Mas tudo o que nos dizia a
geografia sobre dois topos de ilhas, a imaginação já o sabia por sua conta e de
uma outra maneira. O impulso [NT] do
homem, esse que o conduz em direção às ilhas, retoma o duplo movimento que
produz as ilhas em si mesmas. Sonhar ilhas, com angústia ou alegria, pouco
importa, é sonhar que se está separando, ou que já se está separado, longe dos
continentes, que se está só ou perdido; ou, então, é sonhar que se parte de
zero, que se recria, que se recomeça. Havia ilhas derivadas, mas a ilha é também
aquilo em direção ao que se deriva; e havia ilhas originárias, mas a ilha é
também a origem, a origem radical e absoluta. Separação e recriação não se
excluem, sem dúvida: é preciso ocupar-se quando se está separado, é preferível
separar-se quando se quer recriar; contudo, uma das duas tendências domina
sempre. Assim, o movimento da imaginação das ilhas retoma o movimento de sua
produção, mas ele não tem o mesmo objeto. É o mesmo movimento, mas não o mesmo
móbil. Já não é a ilha que se separou do continente, é o homem que, estando
sobre a ilha, encontra-se separado do mundo. Já não é a ilha que se cria do
fundo da terra através das águas, é o homem que recria o mundo a partir da ilha
e sobre as águas. Então, por sua conta, o homem retoma um e outro dos movimentos
da ilha e o assume sobre uma ilha que, justamente, não tem esse movimento:
pode-se derivar em direção a uma ilha todavia original, e criar numa ilha
tão-somente derivada. Pensando bem, encontrar-se-á aí uma nova razão pela qual
toda ilha é e permanecerá teoricamente deserta.

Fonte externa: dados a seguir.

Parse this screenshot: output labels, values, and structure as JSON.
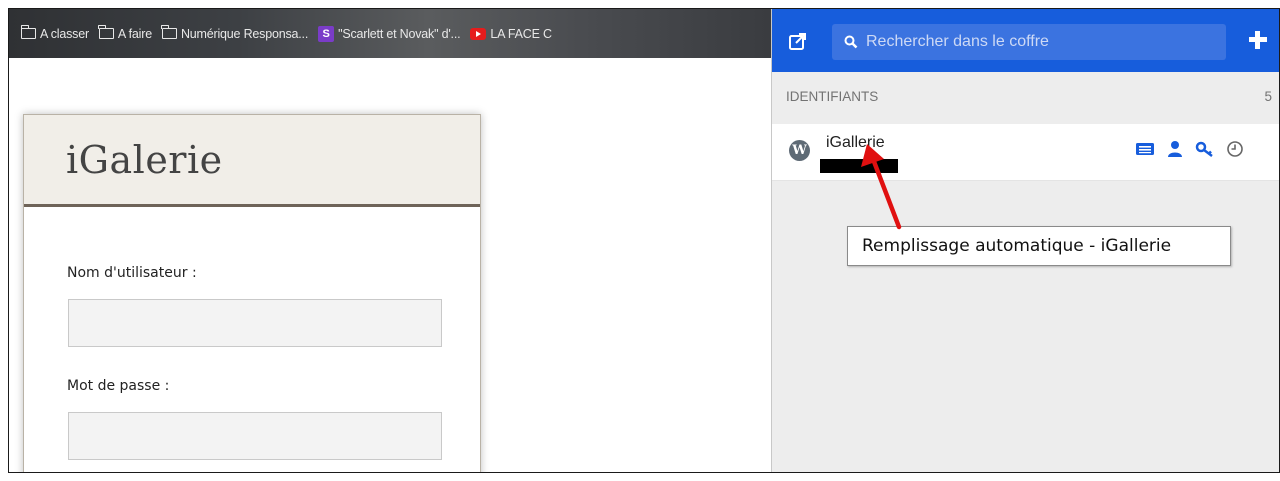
{
  "bookmarks": [
    {
      "label": "A classer",
      "icon": "folder-icon"
    },
    {
      "label": "A faire",
      "icon": "folder-icon"
    },
    {
      "label": "Numérique Responsa...",
      "icon": "folder-icon"
    },
    {
      "label": "\"Scarlett et Novak\" d'...",
      "icon": "site-favicon-icon"
    },
    {
      "label": "LA FACE C",
      "icon": "youtube-icon"
    }
  ],
  "login": {
    "title": "iGalerie",
    "username_label": "Nom d'utilisateur :",
    "username_value": "",
    "password_label": "Mot de passe :",
    "password_value": ""
  },
  "vault": {
    "search_placeholder": "Rechercher dans le coffre",
    "section_label": "IDENTIFIANTS",
    "section_count": "5",
    "item_name": "iGallerie",
    "tooltip": "Remplissage automatique - iGallerie",
    "accent_color": "#175ddc"
  }
}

Para que uma ilha deixe de ser
deserta, não basta, com efeito, que ela seja habitada. Se é verdade que o
movimento do homem em direção à ilha retoma o movimento da ilha antes dos
homens, ela pode ser ocupada por homens em geral, mas é ainda deserta,
mais deserta ainda, desde que eles estejam suficientemente, isto é, absolutamente separados, desde que eles sejam suficientemente, isto é,
absolutamente criadores. Sem dúvida, de fato, isso nunca é assim, se bem que o
náufrago se aproxime de uma tal condição. Mas, para que isso seja assim, há de
se impelir na imaginação o movimento que conduz o homem à ilha. É só em aparência que um tal
movimento vem romper o deserto da ilha; na verdade, ele retoma e prolonga o
impulso que a produzia como ilha deserta; longe de compromete-la, esse
movimento leva-a à sua perfeição, ao seu apogeu. Em certas condições que o atam
ao próprio movimento das coisas, o homem não rompe o deserto, sacraliza-o. Os
homens que vêm à ilha, ocupam-na realmente e a povoam; mas, na verdade, se
estivessem suficientemente separados, se fossem suficientemente criadores, eles
apenas dariam à ilha uma imagem dinâmica dela mesma, uma consciência do
movimento que a produziu, de modo que, através do homem, a ilha, enfim, tomaria
consciência de si como deserta e sem homens. A ilha seria tão-somente o sonho
do homem, e o homem seria a pura consciência da ilha. Para tanto, ainda uma
vez, uma única condição: seria preciso que o homem se sujeitasse ao movimento
que o conduz à ilha, movimento que prolonga e retoma o impulso que produzia a
ilha. Então, a geografia se coligaria com o imaginário. Desse modo, a única
resposta à questão cara aos antigos exploradores (“que seres existem na ilha
deserta?”) é que o homem já existe aí, mas um homem pouco comum, um homem
absolutamente separado, absolutamente criador, uma ideia de homem, em suma, um
protótipo, um homem que seria quase um deus, uma mulher que seria uma deusa, um
grande Amnésico, um puro Artista, consciência da Terra e do Oceano, um enorme
ciclone, uma bela bruxa, uma estátua da Ilha de Páscoa. Eis o homem que precede
a si mesmo. Na ilha deserta, uma tal criatura seria a própria ilha deserta na
medida em que ela se imagina e se reflete em seu movimento primeiro.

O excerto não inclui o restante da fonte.